Fehlende Beschlüsse
Offenbar haben nur sieben Landesvorstände der Linkspartei einen förmlichen Beschluss zur Unterstützung des Antrags auf einen Mitgliederentscheid zur Doppelspitze gefasst. Bisher war von neun Landesverbänden die Rede. Bereits in der Mittwochsausgabe des Neuen Deutschland hatte man lesen können, dass sich die Linkspartei in Rheinland-Pfalz zwar für eine Urabstimmung ausgesprochen, aber formal den Antrag dazu nicht unterstützt hatte. Landeschef Alexander Ulrich hatte sich „überrascht“ gezeigt und auch von der Pressekonferenz am Montag nichts gewusst.
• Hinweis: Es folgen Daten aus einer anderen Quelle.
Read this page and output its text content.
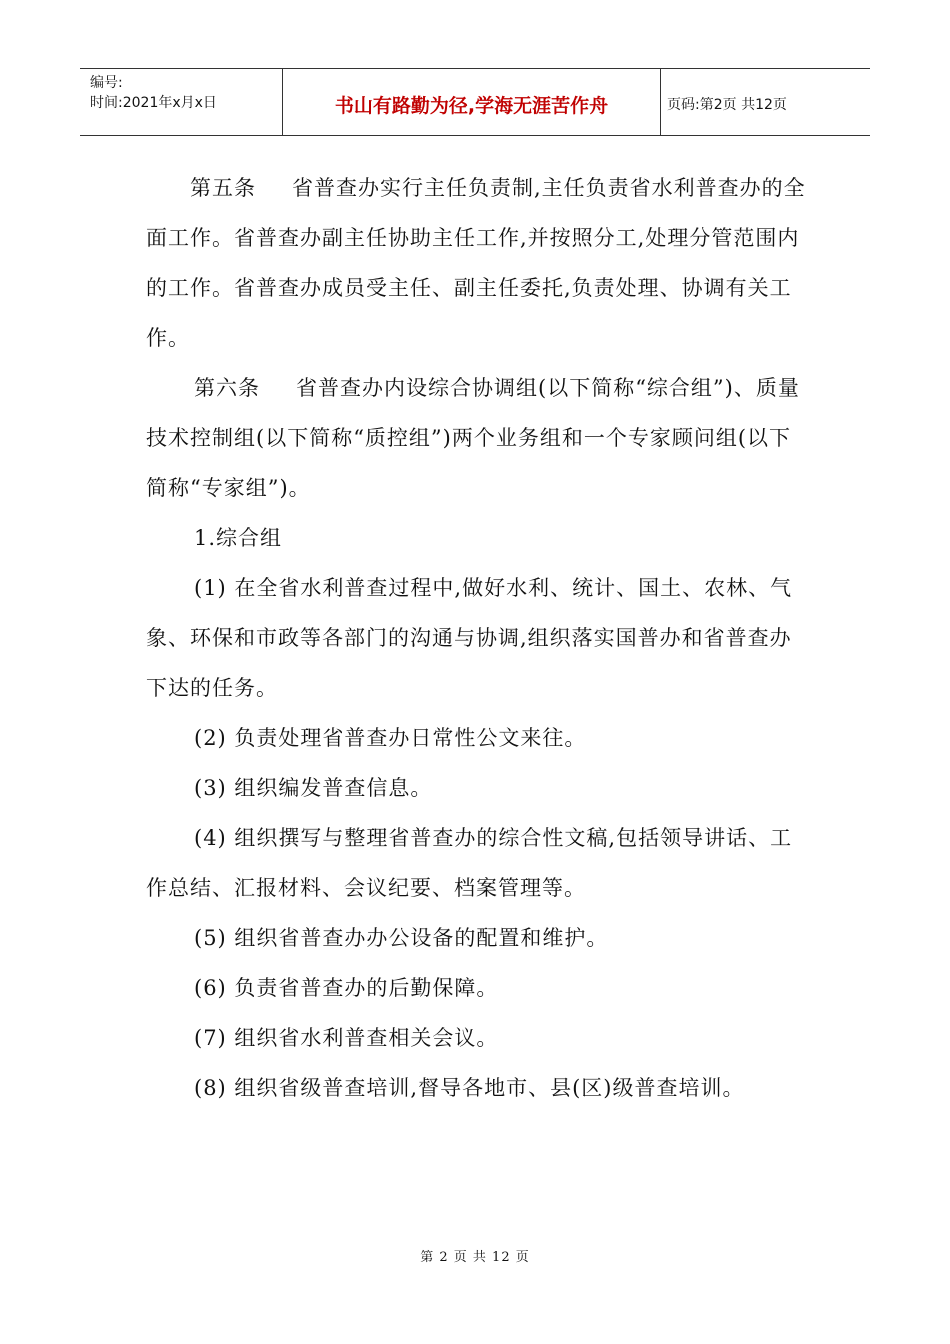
编号:
时间:2021年x月x日	书山有路勤为径,学海无涯苦作舟	页码:第2页 共12页

第五条 省普查办实行主任负责制,主任负责省水利普查办的全面工作。省普查办副主任协助主任工作,并按照分工,处理分管范围内的工作。省普查办成员受主任、副主任委托,负责处理、协调有关工作。

第六条 省普查办内设综合协调组(以下简称“综合组”)、质量技术控制组(以下简称“质控组”)两个业务组和一个专家顾问组(以下简称“专家组”)。

1.综合组

(1) 在全省水利普查过程中,做好水利、统计、国土、农林、气象、环保和市政等各部门的沟通与协调,组织落实国普办和省普查办下达的任务。

(2) 负责处理省普查办日常性公文来往。

(3) 组织编发普查信息。

(4) 组织撰写与整理省普查办的综合性文稿,包括领导讲话、工作总结、汇报材料、会议纪要、档案管理等。

(5) 组织省普查办办公设备的配置和维护。

(6) 负责省普查办的后勤保障。

(7) 组织省水利普查相关会议。

(8) 组织省级普查培训,督导各地市、县(区)级普查培训。

第 2 页 共 12 页
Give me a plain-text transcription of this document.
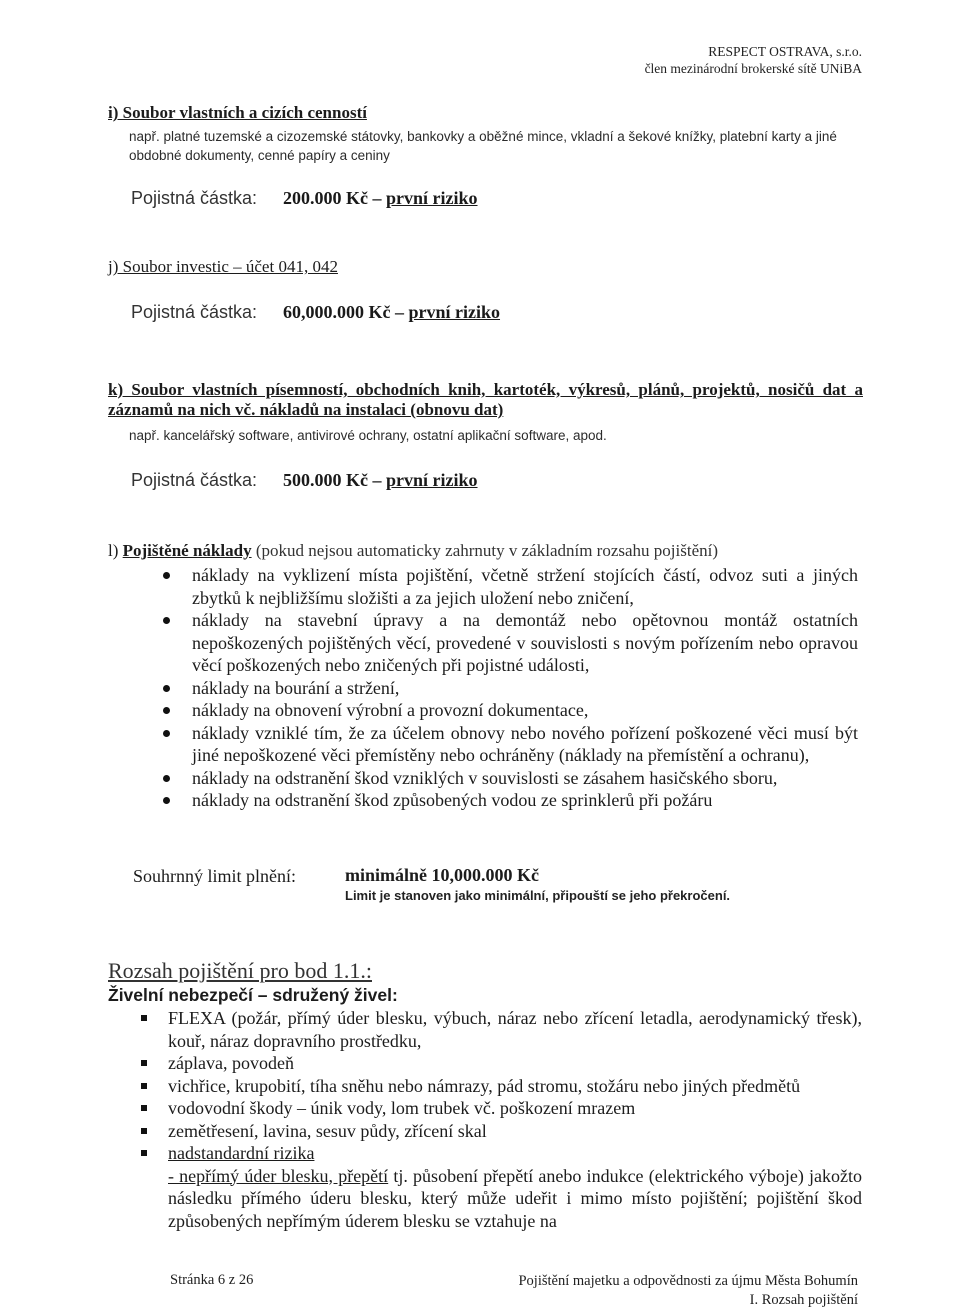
RESPECT OSTRAVA, s.r.o.
člen mezinárodní brokerské sítě UNiBA
i) Soubor vlastních a cizích cenností
např. platné tuzemské a cizozemské státovky, bankovky a oběžné mince, vkladní a šekové knížky, platební karty a jiné obdobné dokumenty, cenné papíry a ceniny
Pojistná částka: 200.000 Kč – první riziko
j) Soubor investic – účet 041, 042
Pojistná částka: 60,000.000 Kč – první riziko
k) Soubor vlastních písemností, obchodních knih, kartoték, výkresů, plánů, projektů, nosičů dat a záznamů na nich vč. nákladů na instalaci (obnovu dat)
např. kancelářský software, antivirové ochrany, ostatní aplikační software, apod.
Pojistná částka: 500.000 Kč – první riziko
l) Pojištěné náklady (pokud nejsou automaticky zahrnuty v základním rozsahu pojištění)
náklady na vyklizení místa pojištění, včetně stržení stojících částí, odvoz suti a jiných zbytků k nejbližšímu složišti a za jejich uložení nebo zničení,
náklady na stavební úpravy a na demontáž nebo opětovnou montáž ostatních nepoškozených pojištěných věcí, provedené v souvislosti s novým pořízením nebo opravou věcí poškozených nebo zničených při pojistné události,
náklady na bourání a stržení,
náklady na obnovení výrobní a provozní dokumentace,
náklady vzniklé tím, že za účelem obnovy nebo nového pořízení poškozené věci musí být jiné nepoškozené věci přemístěny nebo ochráněny (náklady na přemístění a ochranu),
náklady na odstranění škod vzniklých v souvislosti se zásahem hasičského sboru,
náklady na odstranění škod způsobených vodou ze sprinklerů při požáru
Souhrnný limit plnění:	minimálně 10,000.000 Kč
Limit je stanoven jako minimální, připouští se jeho překročení.
Rozsah pojištění pro bod 1.1.:
Živelní nebezpečí – sdružený živel:
FLEXA (požár, přímý úder blesku, výbuch, náraz nebo zřícení letadla, aerodynamický třesk), kouř, náraz dopravního prostředku,
záplava, povodeň
vichřice, krupobití, tíha sněhu nebo námrazy, pád stromu, stožáru nebo jiných předmětů
vodovodní škody – únik vody, lom trubek vč. poškození mrazem
zemětřesení, lavina, sesuv půdy, zřícení skal
nadstandardní rizika
- nepřímý úder blesku, přepětí tj. působení přepětí anebo indukce (elektrického výboje) jakožto následku přímého úderu blesku, který může udeřit i mimo místo pojištění; pojištění škod způsobených nepřímým úderem blesku se vztahuje na
Stránka 6 z 26	Pojištění majetku a odpovědnosti za újmu Města Bohumín
I. Rozsah pojištění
Nun berichtet das Neue Deutschland, dass auch in Niedersachsen ein ordentlicher Beschluss zur Unterstützung der Urabstimmung fehlt. „Damit schrumpft die Zahl der korrekt Antrag stellenden Landesverbände auf sieben“, so die Zeitung. Die Urwahl dürfte trotzdem korrekt beantragt sein, da die Satzung ermöglicht, dass ein Mitgliederentscheid von Landesverbänden verlangt werden kann, die „gemeinsam mindestens ein Viertel der Mitglieder repräsentieren“. Dieses Kriterium ist auch ohne die Unterstützung von Niedersachsen und Rheinland-Pfalz erfüllt. Der geschäftsführende Bundesvorstand der Linken wird sich am kommenden Montag mit dem Antrag befassen. Vielleicht taucht dann auch die bisher noch fehlende Ordnung über die Durchführung von Mitgliederentscheiden auf, die in der Satzung zwar angeführt, aber noch von niemandem bisher gesehen wurde, wie hier bereits in den Kommentaren zu lesen war. Wer beschließt diese Ordnung eigentlich – und mit welchem Mandat? (tos)
Kommentare / 3 COMMENTS
Mathis Oberhof, Schildow b.Berlin am 11 Mrz 10 at 04:35@”Landeschef Alexander Ulrich hatte sich „überrascht“ gezeigt und auch von der Pressekonferenz am Montag nichts gewusst.” Das Pikante an dem Vorgang: Schon der Antrag auf die Urabstimmung der seinerzeitigen WASG zur Parteifusion im Jahre 2006 war nicht rechtmäßig, weil einer der drei satzungsmäßig notwendigen Landesvorstände – RLP – damals überhaupt keinen Beschluß zur Urabstimmung gefasst hatte. Die damalige stellvertretende Landesvorsitzende Margot Gudd, wies in einem Schreiben an ihre Vorstandsmitglieder auf die Rechtswidrigkeit hin, verzichtete aber – um den Fusionsprozeß nicht zu gefährden – auf eine Veröffentlichung. Alexander Ulrich hatte damals – ohne allee Landesvorstandsmitglieder auch nur mündlich zu befragen – gegenüber dem Bundesvorstsand erklärt, “sein” Landesverband beantrage die Urabstimmung. Er hat also Erfahrung mit fingierten Beschlüssen zu Urabstimmungen. Sein “angedrohter” Rücktritt könnte die Chance für einen Neuanfang in RLP bedeuten.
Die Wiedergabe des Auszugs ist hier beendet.